Nosso professor Kant está lidando aqui com a árdua tarefa de justificar o idealismo transcendental por analogia, defendendo a integridade do seu objeto (o “ser supremo”) sem o arbítrio de proposições dogmáticas, mas sem a negação das proposições que são necessárias como atributos do ideal puro.
Entendo que ele é bem sucedido no seu rigor, mas que talvez possa ter escapado o detalhe do sentido de sua investigação, que agora podemos averiguar com maior atenção.
A teologia transcendental, em primeiro lugar, embora não possa dominar o seu objeto como através da postulação da sua existência, como se faz com objetos de natureza inferior, põe limites na consideração do ser supremo ao verificar que para que este tenha a sua eminência, é preciso que tenha tais e quais qualidades que garantam a sua total distinção com relação aos outros tipos de seres. Esse cuidado escapa, por exemplo, a ambos os dogmatismos que trabalham sem o cuidado da Crítica da Razão, seja para a determinação da realidade do ser supremo com qualidades que violam a sua integridade lógica, ou o contrário, para a determinação da sua impossibilidade por exigir também qualidades que violam as mesmas regras (principalmente a característica de ser objeto da nossa Percepção, ou de ter sua ação passível de ajuizamento pela Razão humana pela Teodiceia pelo Paradoxo de Epicuro).
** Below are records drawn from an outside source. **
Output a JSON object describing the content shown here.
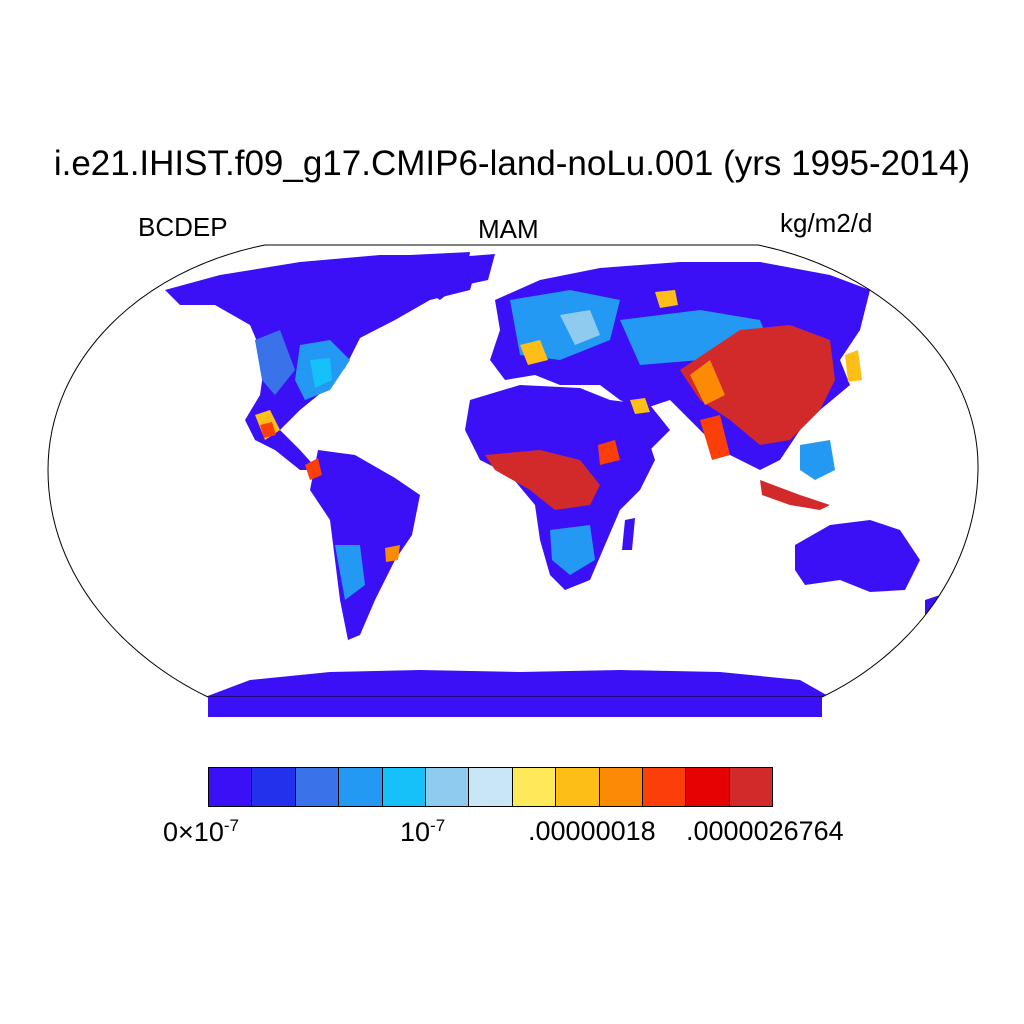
{
  "title": "i.e21.IHIST.f09_g17.CMIP6-land-noLu.001 (yrs 1995-2014)",
  "variable": "BCDEP",
  "season": "MAM",
  "units": "kg/m2/d",
  "colorbar": {
    "colors": [
      "#3b10f7",
      "#2331ec",
      "#3a72e9",
      "#2399f4",
      "#16c0f9",
      "#8fcbee",
      "#c9e6f6",
      "#fde95a",
      "#fdbe17",
      "#fd8a04",
      "#fc3e08",
      "#e60102",
      "#d22a2a"
    ],
    "labels": [
      {
        "mantissa": "0",
        "times": "×10",
        "exponent": "-7"
      },
      {
        "base": "10",
        "exponent": "-7"
      },
      {
        "text": ".00000018"
      },
      {
        "text": ".0000026764"
      }
    ]
  },
  "map": {
    "projection": "Robinson",
    "land_color": "#3b10f7",
    "ocean_color": "#ffffff"
  }
}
Avançando na explicação, a negação da atribuição de qualidades ao ser supremo que só podem pertencer ao fenômeno precisa ser compreendida com cuidado, principalmente para a preservação de dados fundamentais da Revelação. Assim, temos o dado da criação do homem à imagem e semelhança de Deus, um dado que por si é indiferenciado na sua aplicação, podendo servir para compreender Deus através do homem, ou o homem através de Deus. Verificamos rapidamente, no julgamento de qualquer idéia antropomórfica, que muitas das qualidades humanas são inimputáveis a Deus. Isso se esclarece não só pelo uso da Razão, mas também pelo aprendizado da própria Revelação, quando o próprio Deus diz de si: “meus caminhos não são os vossos caminhos“, etc., ou “Eu Sou puro no meio de ti“, isto é, a criação por imagem e semelhança deve ser observada como uma aproximação por um lado, mas preservando um distanciamento por outro. Com certeza a limitação da bondade humana jamais poderia ser usada para medir a bondade divina, como Jesus ensinou: “se até vós, que sois maus, sabem dar o que é bom aos seus filhos, quanto mais vosso Pai Celeste“. A insistência no contrário constitui o abuso típico do antropomorfismo em geral, como quando se confunde a natureza da vingança divina com a rasteira reação odiosa do ser humano, sendo que convém muito mais entender essa vingança de Deus como produzida pelo seu Amor, que nunca deixa de ser a sua essência perfeita e total. Por outro lado, pode-se entender, como costuma ser o caso nas ideologias derivadas de influências orientais, que a pessoalidade de Deus é mais um erro antropomórfico. Mas quem pode saber se pessoalidade não é, antes, uma característica eminente da divindade, necessária à sua natureza de Substância Simples, e em seguida reproduzida no ato da criação das Mônadas para que estas se reconhecessem na sua própria singularidade indeterminada? Pode ser muito conveniente, ao contrário, que aí a Razão humana indique a proximidade da imagem e semelhança por afinidade das naturezas das Substâncias Simples. Sobretudo, quando assumimos a teleologia metaracional do Sumo Bem, que por si só pode ser uma premissa autoevidente, daí compreendemos Deus no seu desejo mais simples e imediatamente inegável, o de manifestar a sua Glória pela Eternidade, o que constitui a felicidade de todas as Mônadas criadas.
Ao fim, Kant reconhece que a Razão não pode produzir a teologia transcendental que determine nem a natureza e nem os fins últimos do ser supremo, mas igualmente ela não pode negar nenhuma dessas possibilidades e, mais especialmente, não pode negar a sua grande conveniência.
Conveniência!
Essa simples idéia me mostra o melhor produto da Razão que não se arroga o direito de negar a pureza de sua finalidade, quando ela entrega aos pés do Intelecto de da Vontade a indicação do melhor caminho a seguir, embora ela própria não possa percorrê-lo.
O racionalmente conveniente nunca parecerá suficientemente fundamentado para uma alma que escolhe a crença na salvação pela Gnose, obviamente.
Mas isso é muito justo, porque daí se concretiza finalmente aquela obra divina de separação entre os amorosos e os furiosos.
Aqueles que escolhem amar a Deus devem aceitar, como condição da sua escolha, que outras decidam pelo contrário, como um preço de justiça a se pagar. Consequentemente, devem aceitar algum grau de mistura na sua experiência da Cruz até o momento da Separação e então da Coruscância, etc.